٤١

"Ey mahpus arkadaşlarım! Biriniz efendinize şarap sunacak, diğeri asılacak ve kuşlar başından yiyecektir. Sorduğunuz iş işte böylece kesinleşmiştir."

Turkish Translation(Diyanet)

٤٢
İkisinden, kurtulacağını sandığı kimseye Yusuf: "Efendinin yanında beni an" dedi. Ama şeytan efendisine onu hatırlatmayı unutturdu ve Yusuf bu yüzden daha birkaç yıl hapiste kaldı.

Turkish Translation(Diyanet)

٤٣
Hükümdar: "Ben, yedi semiz ineği yedi zayıf ineğin yediğini; yedi yeşil başak ve bir o kadar da kurumuş başak görüyorum. Ey ileri gelenler! Eğer rüya yormasını biliyorsanız rüyamı söyleyiniz." dedi.

Turkish Translation(Diyanet)

٤٤
Etrafındakiler: "Bir takım karışık rüyalar; biz böyle rüyaların yorumunu bilmeyiz" dediler.

Turkish Translation(Diyanet)

٤٥
Hapisteki iki kişiden kurtulmuş olanı, nice zaman sonra Yusuf'u hatırladı ve: "Ben size bunu yorumlayacağım, hele beni gönderin" dedi.

Turkish Translation(Diyanet)

٤٦
Hapishaneye varıp: "Ey doğru sözlü Yusuf! Rüyada görülen yedi semiz ineği yedi zayıf ineğin yemesi; yedi yeşil başak ve bir o kadar kuru başak nedir? Bize yorumla, ben de insanlara ulaştırayım da bilsinler" dedi.

Turkish Translation(Diyanet)

٤٧
Yusuf: "Devamlı yedi sene ekin ekip, biçtiğiniz ekinin yediğinizden artanını başağında bırakın."

Turkish Translation(Diyanet)

٤٨
"Sonra bunun ardından yedi kurak yıl gelir, bütün biriktirdiğinizi yer, yalnız az bir miktar saklarsınız."
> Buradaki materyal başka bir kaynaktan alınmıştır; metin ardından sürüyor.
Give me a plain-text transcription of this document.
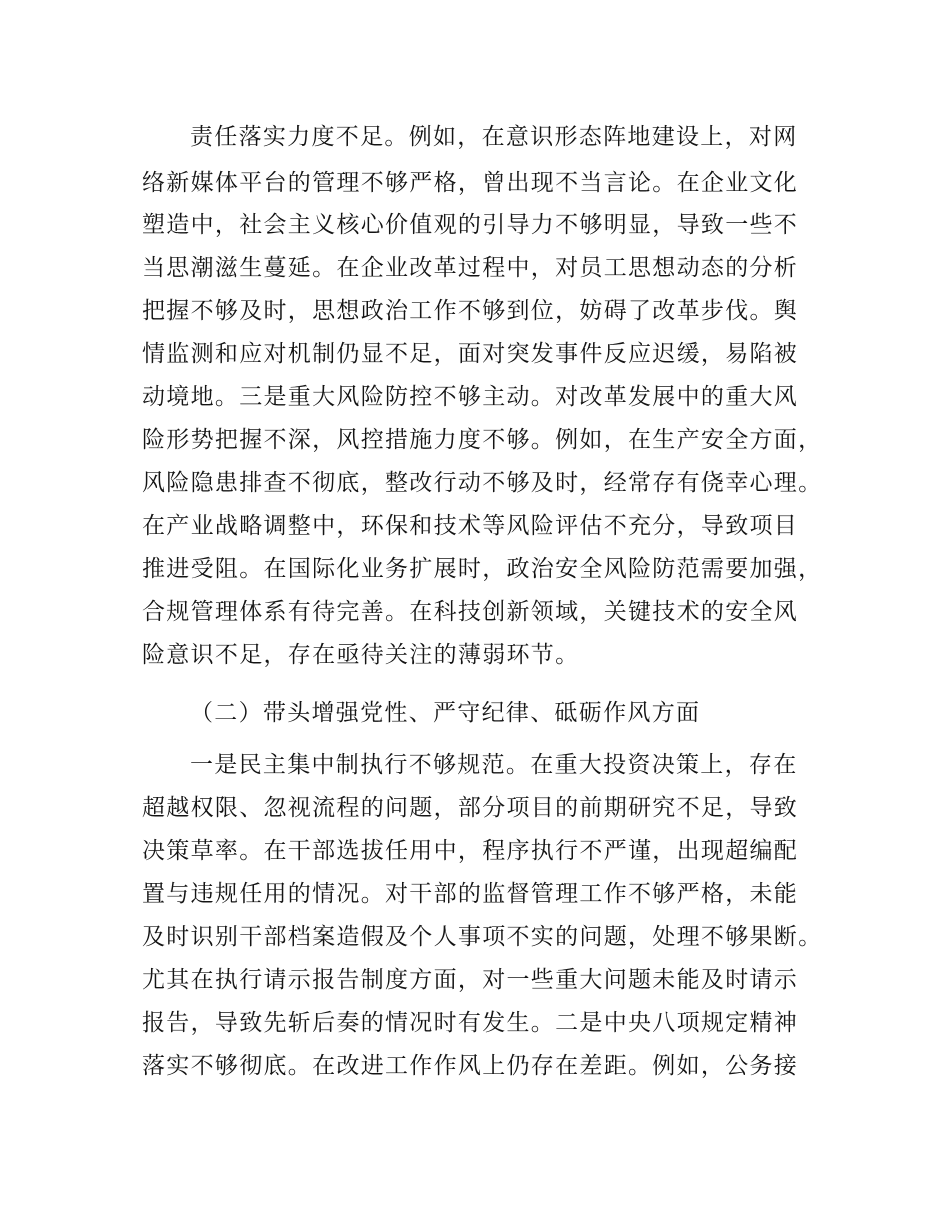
责任落实力度不足。例如，在意识形态阵地建设上，对网
络新媒体平台的管理不够严格，曾出现不当言论。在企业文化
塑造中，社会主义核心价值观的引导力不够明显，导致一些不
当思潮滋生蔓延。在企业改革过程中，对员工思想动态的分析
把握不够及时，思想政治工作不够到位，妨碍了改革步伐。舆
情监测和应对机制仍显不足，面对突发事件反应迟缓，易陷被
动境地。三是重大风险防控不够主动。对改革发展中的重大风
险形势把握不深，风控措施力度不够。例如，在生产安全方面，
风险隐患排查不彻底，整改行动不够及时，经常存有侥幸心理。
在产业战略调整中，环保和技术等风险评估不充分，导致项目
推进受阻。在国际化业务扩展时，政治安全风险防范需要加强，
合规管理体系有待完善。在科技创新领域，关键技术的安全风
险意识不足，存在亟待关注的薄弱环节。
（二）带头增强党性、严守纪律、砥砺作风方面
一是民主集中制执行不够规范。在重大投资决策上，存在
超越权限、忽视流程的问题，部分项目的前期研究不足，导致
决策草率。在干部选拔任用中，程序执行不严谨，出现超编配
置与违规任用的情况。对干部的监督管理工作不够严格，未能
及时识别干部档案造假及个人事项不实的问题，处理不够果断。
尤其在执行请示报告制度方面，对一些重大问题未能及时请示
报告，导致先斩后奏的情况时有发生。二是中央八项规定精神
落实不够彻底。在改进工作作风上仍存在差距。例如，公务接
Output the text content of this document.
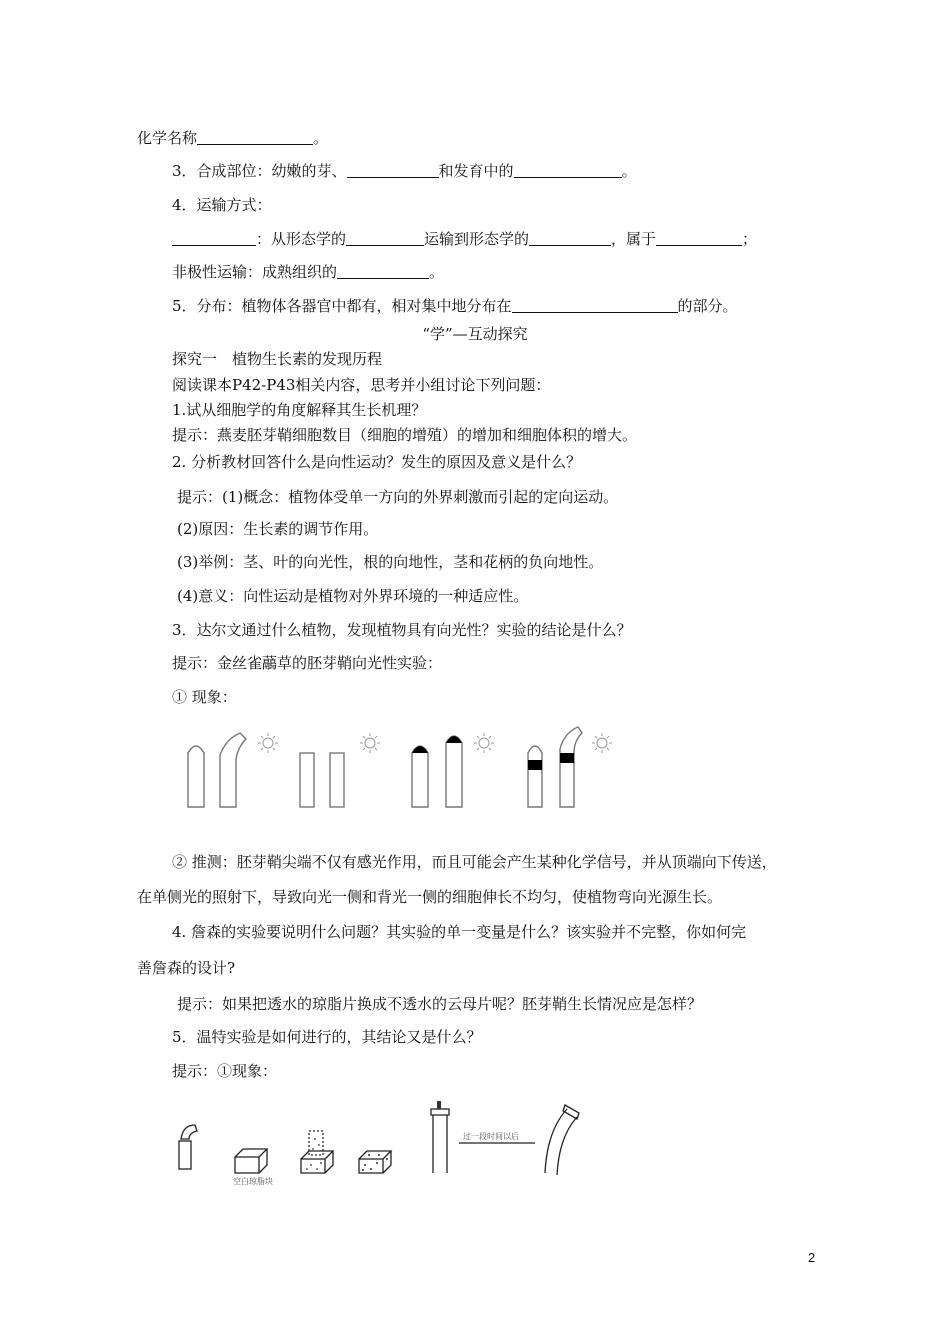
化学名称	。
3．合成部位：幼嫩的芽、	和发育中的	。
4．运输方式：
：从形态学的	运输到形态学的	，属于	；
非极性运输：成熟组织的	。
5．分布：植物体各器官中都有，相对集中地分布在	的部分。
“学”—互动探究
探究一　植物生长素的发现历程
阅读课本P42-P43相关内容，思考并小组讨论下列问题：
1.试从细胞学的角度解释其生长机理？
提示：燕麦胚芽鞘细胞数目（细胞的增殖）的增加和细胞体积的增大。
2. 分析教材回答什么是向性运动？发生的原因及意义是什么？
提示：(1)概念：植物体受单一方向的外界刺激而引起的定向运动。
(2)原因：生长素的调节作用。
(3)举例：茎、叶的向光性，根的向地性，茎和花柄的负向地性。
(4)意义：向性运动是植物对外界环境的一种适应性。
3．达尔文通过什么植物，发现植物具有向光性？实验的结论是什么？
提示：金丝雀虉草的胚芽鞘向光性实验：
① 现象：
② 推测：胚芽鞘尖端不仅有感光作用，而且可能会产生某种化学信号，并从顶端向下传送，
在单侧光的照射下，导致向光一侧和背光一侧的细胞伸长不均匀，使植物弯向光源生长。
4. 詹森的实验要说明什么问题？其实验的单一变量是什么？该实验并不完整，你如何完
善詹森的设计?
提示：如果把透水的琼脂片换成不透水的云母片呢？胚芽鞘生长情况应是怎样？
5．温特实验是如何进行的，其结论又是什么？
提示：①现象：
空白琼脂块
过一段时间以后
2
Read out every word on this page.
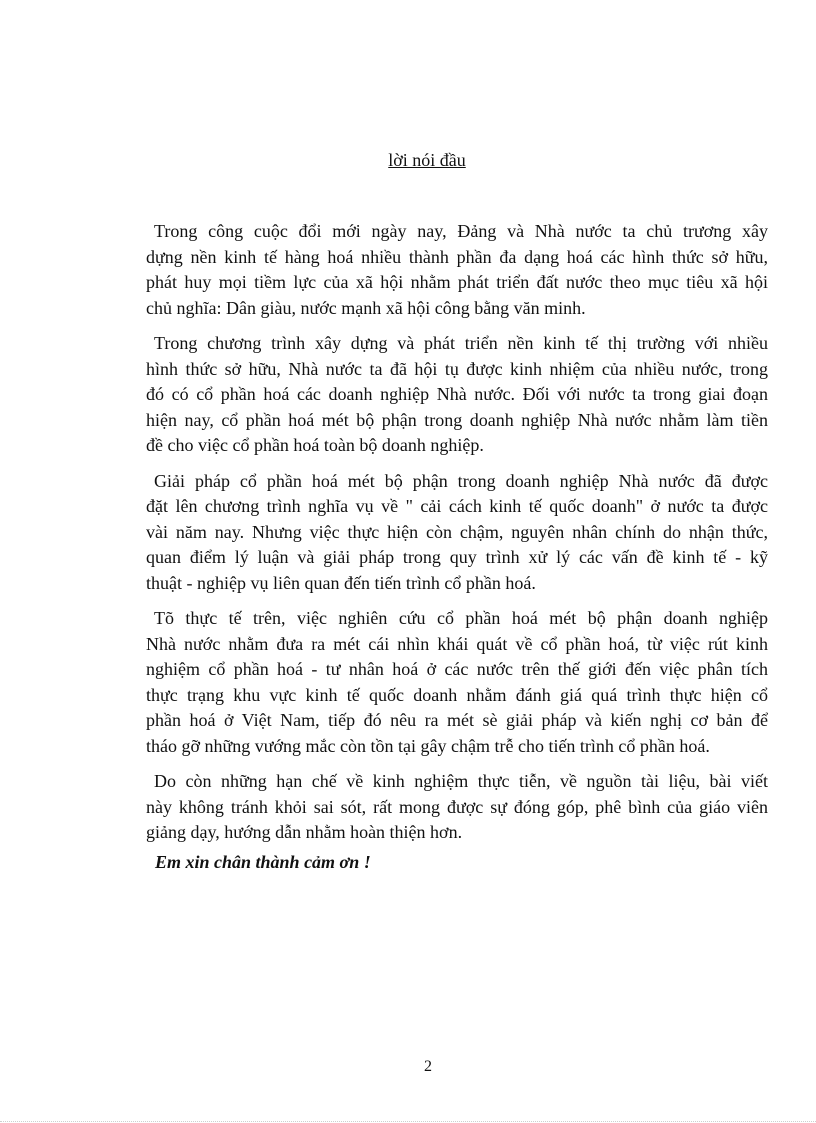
lời nói đầu
Trong công cuộc đổi mới ngày nay, Đảng và Nhà nước ta chủ trương xây
dựng nền kinh tế hàng hoá nhiều thành phần đa dạng hoá các hình thức sở hữu,
phát huy mọi tiềm lực của xã hội nhằm phát triển đất nước theo mục tiêu xã hội
chủ nghĩa: Dân giàu, nước mạnh xã hội công bằng văn minh.
Trong chương trình xây dựng và phát triển nền kinh tế thị trường với nhiều
hình thức sở hữu, Nhà nước ta đã hội tụ được kinh nhiệm của nhiều nước, trong
đó có cổ phần hoá các doanh nghiệp Nhà nước. Đối với nước ta trong giai đoạn
hiện nay, cổ phần hoá mét bộ phận trong doanh nghiệp Nhà nước nhằm làm tiền
đề cho việc cổ phần hoá toàn bộ doanh nghiệp.
Giải pháp cổ phần hoá mét bộ phận trong doanh nghiệp Nhà nước đã được
đặt lên chương trình nghĩa vụ về " cải cách kinh tế quốc doanh" ở nước ta được
vài năm nay. Nhưng việc thực hiện còn chậm, nguyên nhân chính do nhận thức,
quan điểm lý luận và giải pháp trong quy trình xử lý các vấn đề kinh tế - kỹ
thuật - nghiệp vụ liên quan đến tiến trình cổ phần hoá.
Tõ thực tế trên, việc nghiên cứu cổ phần hoá mét bộ phận doanh nghiệp
Nhà nước nhằm đưa ra mét cái nhìn khái quát về cổ phần hoá, từ việc rút kinh
nghiệm cổ phần hoá - tư nhân hoá ở các nước trên thế giới đến việc phân tích
thực trạng khu vực kinh tế quốc doanh nhằm đánh giá quá trình thực hiện cổ
phần hoá ở Việt Nam, tiếp đó nêu ra mét sè giải pháp và kiến nghị cơ bản để
tháo gỡ những vướng mắc còn tồn tại gây chậm trễ cho tiến trình cổ phần hoá.
Do còn những hạn chế về kinh nghiệm thực tiễn, về nguồn tài liệu, bài viết
này không tránh khỏi sai sót, rất mong được sự đóng góp, phê bình của giáo viên
giảng dạy, hướng dẫn nhằm hoàn thiện hơn.
Em xin chân thành cảm ơn !
2
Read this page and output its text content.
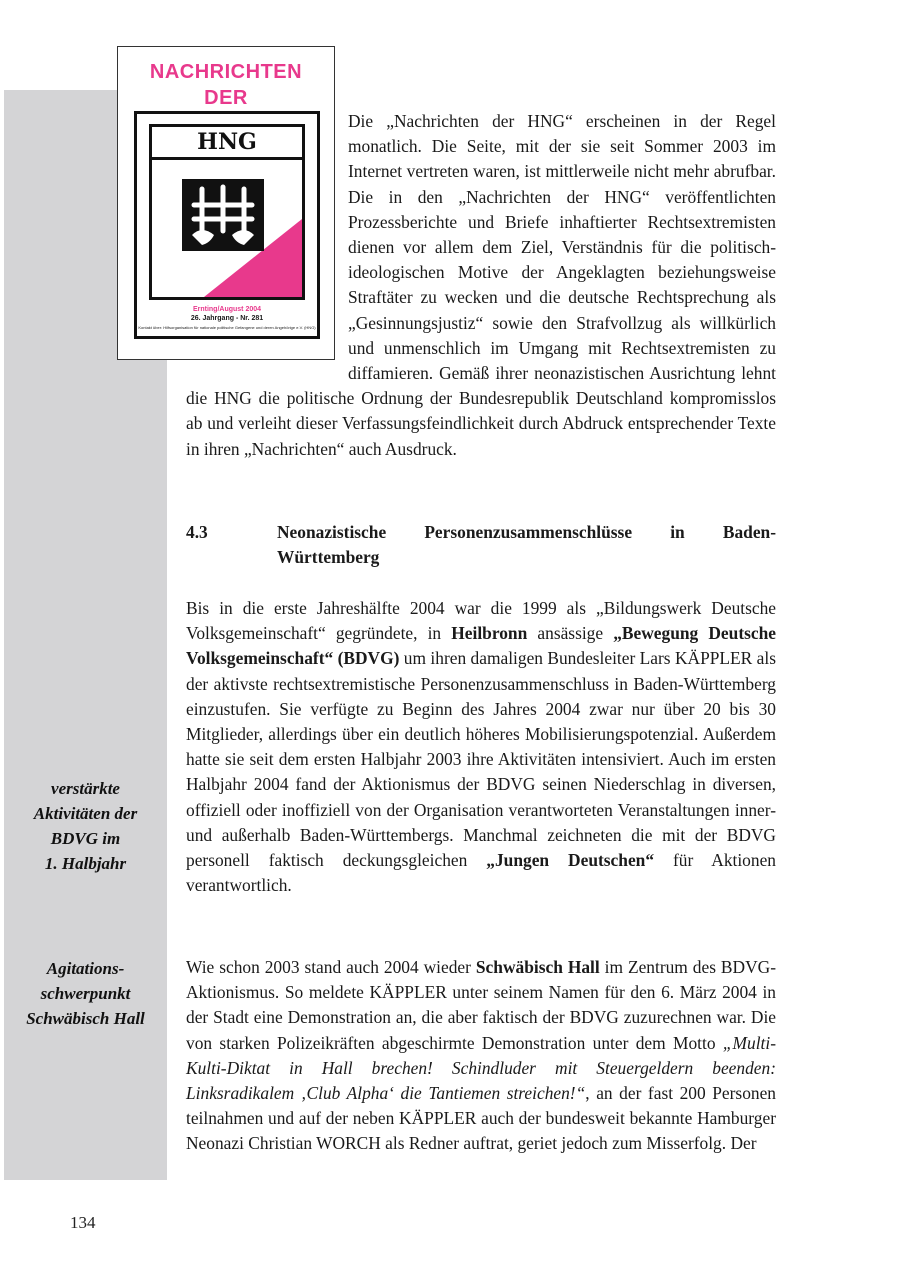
verstärkte
Aktivitäten der
BDVG im
1. Halbjahr
Agitations-
schwerpunkt
Schwäbisch Hall
NACHRICHTEN
DER
HNG
Ernting/August 2004
26. Jahrgang - Nr. 281
Kontakt über: Hilfsorganisation für nationale politische Gefangene und deren Angehörige e.V. (HNG)
Die „Nachrichten der HNG“ erscheinen in der Regel monatlich. Die Seite, mit der sie seit Sommer 2003 im Internet vertreten waren, ist mittlerweile nicht mehr abrufbar. Die in den „Nachrichten der HNG“ veröffentlichten Prozessberichte und Briefe inhaftierter Rechtsextremisten dienen vor allem dem Ziel, Verständnis für die politisch-ideologischen Motive der Angeklagten beziehungsweise Straftäter zu wecken und die deutsche Rechtsprechung als „Gesinnungsjustiz“ sowie den Strafvollzug als willkürlich und unmenschlich im Umgang mit Rechtsextremisten zu diffamieren. Gemäß ihrer neonazistischen Ausrichtung lehnt die HNG die politische Ordnung der Bundesrepublik Deutschland kompromisslos ab und verleiht dieser Verfassungsfeindlichkeit durch Abdruck entsprechender Texte in ihren „Nachrichten“ auch Ausdruck.
4.3	Neonazistische Personenzusammenschlüsse in Baden-Württemberg

Bis in die erste Jahreshälfte 2004 war die 1999 als „Bildungswerk Deutsche Volksgemeinschaft“ gegründete, in Heilbronn ansässige „Bewegung Deutsche Volksgemeinschaft“ (BDVG) um ihren damaligen Bundesleiter Lars KÄPPLER als der aktivste rechtsextremistische Personenzusammenschluss in Baden-Württemberg einzustufen. Sie verfügte zu Beginn des Jahres 2004 zwar nur über 20 bis 30 Mitglieder, allerdings über ein deutlich höheres Mobilisierungspotenzial. Außerdem hatte sie seit dem ersten Halbjahr 2003 ihre Aktivitäten intensiviert. Auch im ersten Halbjahr 2004 fand der Aktionismus der BDVG seinen Niederschlag in diversen, offiziell oder inoffiziell von der Organisation verantworteten Veranstaltungen inner- und außerhalb Baden-Württembergs. Manchmal zeichneten die mit der BDVG personell faktisch deckungsgleichen „Jungen Deutschen“ für Aktionen verantwortlich.

Wie schon 2003 stand auch 2004 wieder Schwäbisch Hall im Zentrum des BDVG-Aktionismus. So meldete KÄPPLER unter seinem Namen für den 6. März 2004 in der Stadt eine Demonstration an, die aber faktisch der BDVG zuzurechnen war. Die von starken Polizeikräften abgeschirmte Demonstration unter dem Motto „Multi-Kulti-Diktat in Hall brechen! Schindluder mit Steuergeldern beenden: Linksradikalem ‚Club Alpha‘ die Tantiemen streichen!“, an der fast 200 Personen teilnahmen und auf der neben KÄPPLER auch der bundesweit bekannte Hamburger Neonazi Christian WORCH als Redner auftrat, geriet jedoch zum Misserfolg. Der

134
Turkish Translation(Diyanet)

٤٩
"Sonra, halkın yağmur göreceği bir yıl gelir, o zaman sıkıp sağarlar" dedi.

Turkish Translation(Diyanet)

٥٠
Hükümdar: "Onu bana getirin" dedi. Yusuf'a elçi gelince, "Efendine dön, kadınlar niçin ellerini kesmişlerdi bir sor; doğrusu Rabbim onların hilesini bilir" dedi.